A company that planned to sell home anthrax-testing kits saw its stock price plunge by 55 percent after promising to stop marketing the tests while federal authorities investigate.

"We are suspending any efforts to market the product," Vital Living Products said in a statement Friday. Calls to the company's offices and company president Donald Podrebarac's home on Saturday were not immediately returned.

Vital Living Products confirmed Friday that it is under investigation by the Securities and Exchange Commission. The FBI raided its offices and a related New Jersey lab on Thursday.

The company's stock closed at 20 cents Friday.

Vital Living caught national attention soon after the first mail-borne cases of anthrax were detected by announcing it would sell the first over-the-counter anthrax test kit by Thanksgiving.
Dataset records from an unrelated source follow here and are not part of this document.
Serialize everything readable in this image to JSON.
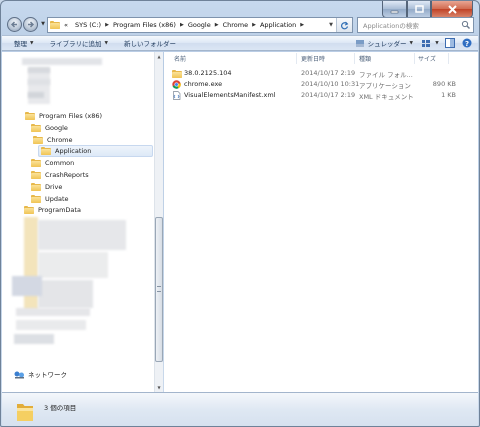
{
  "address": {
    "crumbs": [
      "SYS (C:)",
      "Program Files (x86)",
      "Google",
      "Chrome",
      "Application"
    ],
    "overflow": "«"
  },
  "search": {
    "placeholder": "Applicationの検索"
  },
  "toolbar": {
    "organize": "整理",
    "include_library": "ライブラリに追加",
    "new_folder": "新しいフォルダー",
    "shredder": "シュレッダー"
  },
  "tree": {
    "items": [
      {
        "label": "Program Files (x86)"
      },
      {
        "label": "Google"
      },
      {
        "label": "Chrome"
      },
      {
        "label": "Application"
      },
      {
        "label": "Common"
      },
      {
        "label": "CrashReports"
      },
      {
        "label": "Drive"
      },
      {
        "label": "Update"
      },
      {
        "label": "ProgramData"
      }
    ],
    "network": "ネットワーク"
  },
  "columns": {
    "name": "名前",
    "date": "更新日時",
    "type": "種類",
    "size": "サイズ"
  },
  "files": [
    {
      "name": "38.0.2125.104",
      "date": "2014/10/17 2:19",
      "type": "ファイル フォル...",
      "size": "",
      "icon": "folder-icon"
    },
    {
      "name": "chrome.exe",
      "date": "2014/10/10 10:31",
      "type": "アプリケーション",
      "size": "890 KB",
      "icon": "chrome-icon"
    },
    {
      "name": "VisualElementsManifest.xml",
      "date": "2014/10/17 2:19",
      "type": "XML ドキュメント",
      "size": "1 KB",
      "icon": "xml-file-icon"
    }
  ],
  "status": {
    "count": "3 個の項目"
  },
  "colors": {
    "folder": "#f0c455",
    "chrome_red": "#db4437",
    "chrome_yellow": "#f4c20d",
    "chrome_green": "#0f9d58",
    "chrome_blue": "#4285f4"
  }
}
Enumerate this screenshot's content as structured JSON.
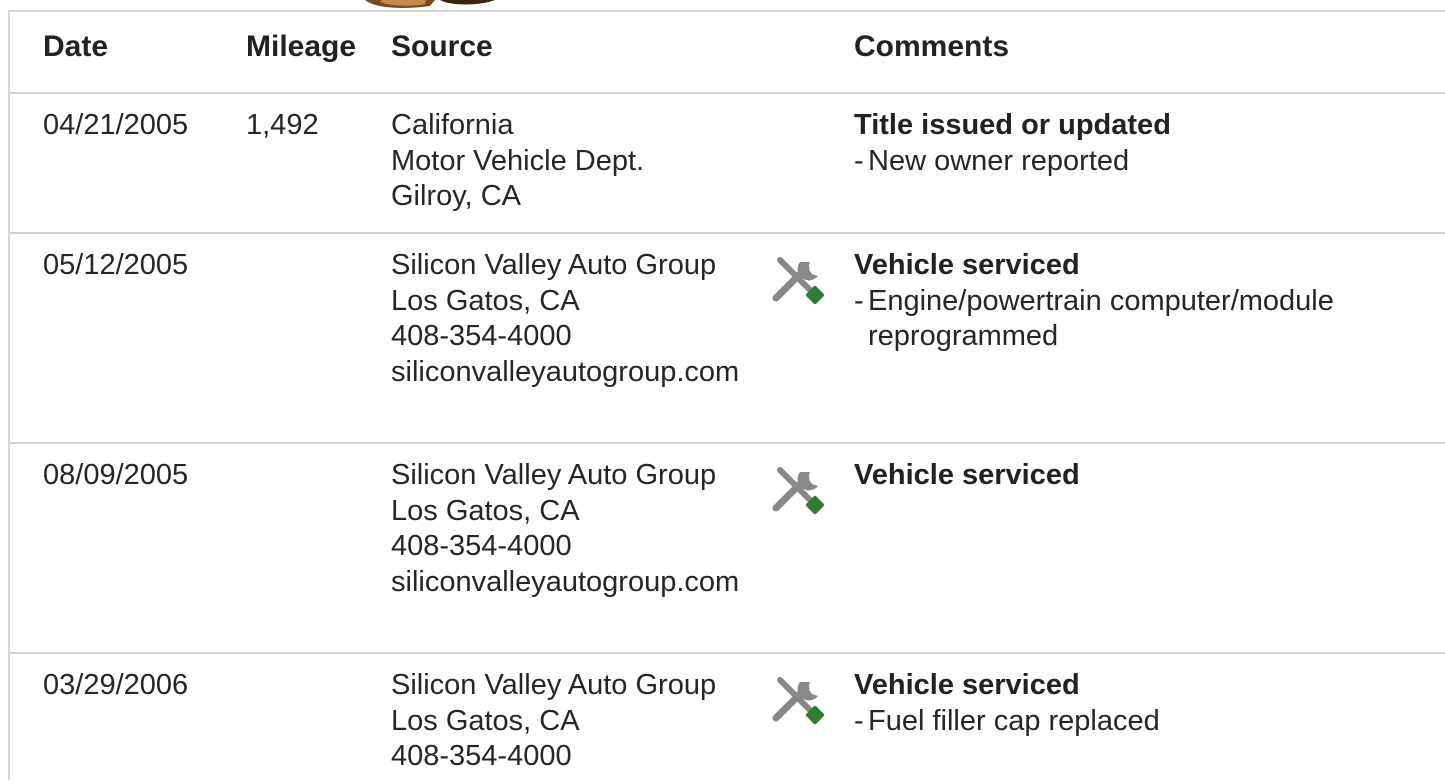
{
  "columns": {
    "date": "Date",
    "mileage": "Mileage",
    "source": "Source",
    "comments": "Comments"
  },
  "rows": [
    {
      "date": "04/21/2005",
      "mileage": "1,492",
      "source": [
        "California",
        "Motor Vehicle Dept.",
        "Gilroy, CA"
      ],
      "icon": "",
      "comment_title": "Title issued or updated",
      "comment_items": [
        "New owner reported"
      ]
    },
    {
      "date": "05/12/2005",
      "mileage": "",
      "source": [
        "Silicon Valley Auto Group",
        "Los Gatos, CA",
        "408-354-4000",
        "siliconvalleyautogroup.com"
      ],
      "icon": "service-wrench-icon",
      "comment_title": "Vehicle serviced",
      "comment_items": [
        "Engine/powertrain computer/module reprogrammed"
      ]
    },
    {
      "date": "08/09/2005",
      "mileage": "",
      "source": [
        "Silicon Valley Auto Group",
        "Los Gatos, CA",
        "408-354-4000",
        "siliconvalleyautogroup.com"
      ],
      "icon": "service-wrench-icon",
      "comment_title": "Vehicle serviced",
      "comment_items": []
    },
    {
      "date": "03/29/2006",
      "mileage": "",
      "source": [
        "Silicon Valley Auto Group",
        "Los Gatos, CA",
        "408-354-4000"
      ],
      "icon": "service-wrench-icon",
      "comment_title": "Vehicle serviced",
      "comment_items": [
        "Fuel filler cap replaced"
      ]
    }
  ],
  "colors": {
    "icon_gray": "#888888",
    "icon_green": "#2e7d32",
    "divider": "#d2d2d2"
  }
}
Vital Living said two large national retail chains would carry the PurTest anthrax kits. By early November, the company said it had received more than $150,000 worth of orders.
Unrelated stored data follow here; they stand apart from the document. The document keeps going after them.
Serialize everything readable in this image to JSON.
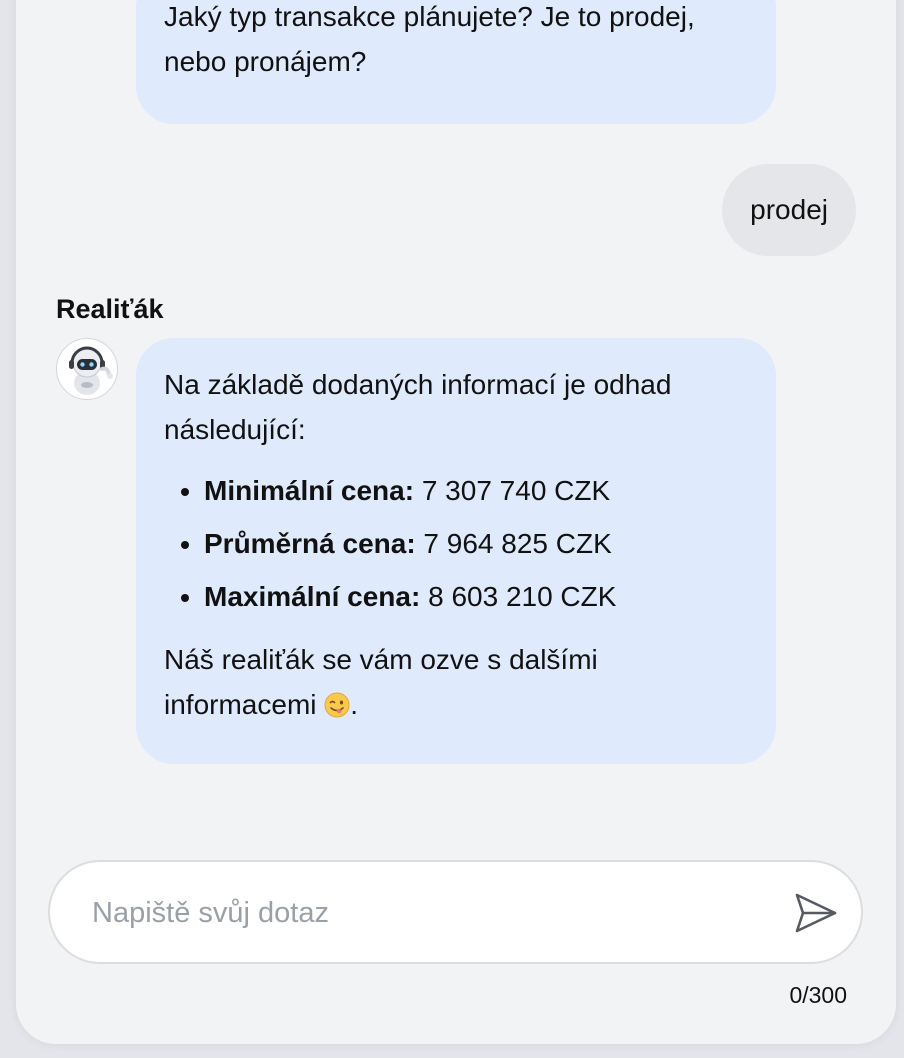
{
  "chat": {
    "messages": [
      {
        "role": "bot",
        "text": "Jaký typ transakce plánujete? Je to prodej, nebo pronájem?"
      },
      {
        "role": "user",
        "text": "prodej"
      },
      {
        "role": "bot",
        "sender": "Realiťák",
        "intro": "Na základě dodaných informací je odhad následující:",
        "items": [
          {
            "label": "Minimální cena:",
            "value": " 7 307 740 CZK"
          },
          {
            "label": "Průměrná cena:",
            "value": " 7 964 825 CZK"
          },
          {
            "label": "Maximální cena:",
            "value": " 8 603 210 CZK"
          }
        ],
        "outro": "Náš realiťák se vám ozve s dalšími informacemi",
        "outro_end": ".",
        "emoji": "wink-tongue-emoji"
      }
    ]
  },
  "composer": {
    "placeholder": "Napiště svůj dotaz",
    "value": "",
    "counter": "0/300",
    "send_icon": "send-icon"
  },
  "colors": {
    "bot_bubble": "#dfeafc",
    "user_bubble": "#e5e6e9",
    "panel": "#f2f3f5"
  }
}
The company's stock, which had been trading at 5 cents on Oct. 1, rose to a high of $2.03 on Oct. 23.

But public health experts raised questions about the reliability of a home test kit and said inaccurate results could create panic. Those concerns led retailers to say they wouldn't stock the kits in their distribution centers, although individual stores could still order them.

Podrebarac said he planned to have an independent lab validate the kits before they went on the market.

Vital Living announced Tuesday that a New Jersey lab, Sani-Pure Food Laboratories, had confirmed the reliability of the test kits. Vital Living backed off that statement Friday, saying that Sani-Pure's report included inaccurate information. The SEC has subpoenaed the report.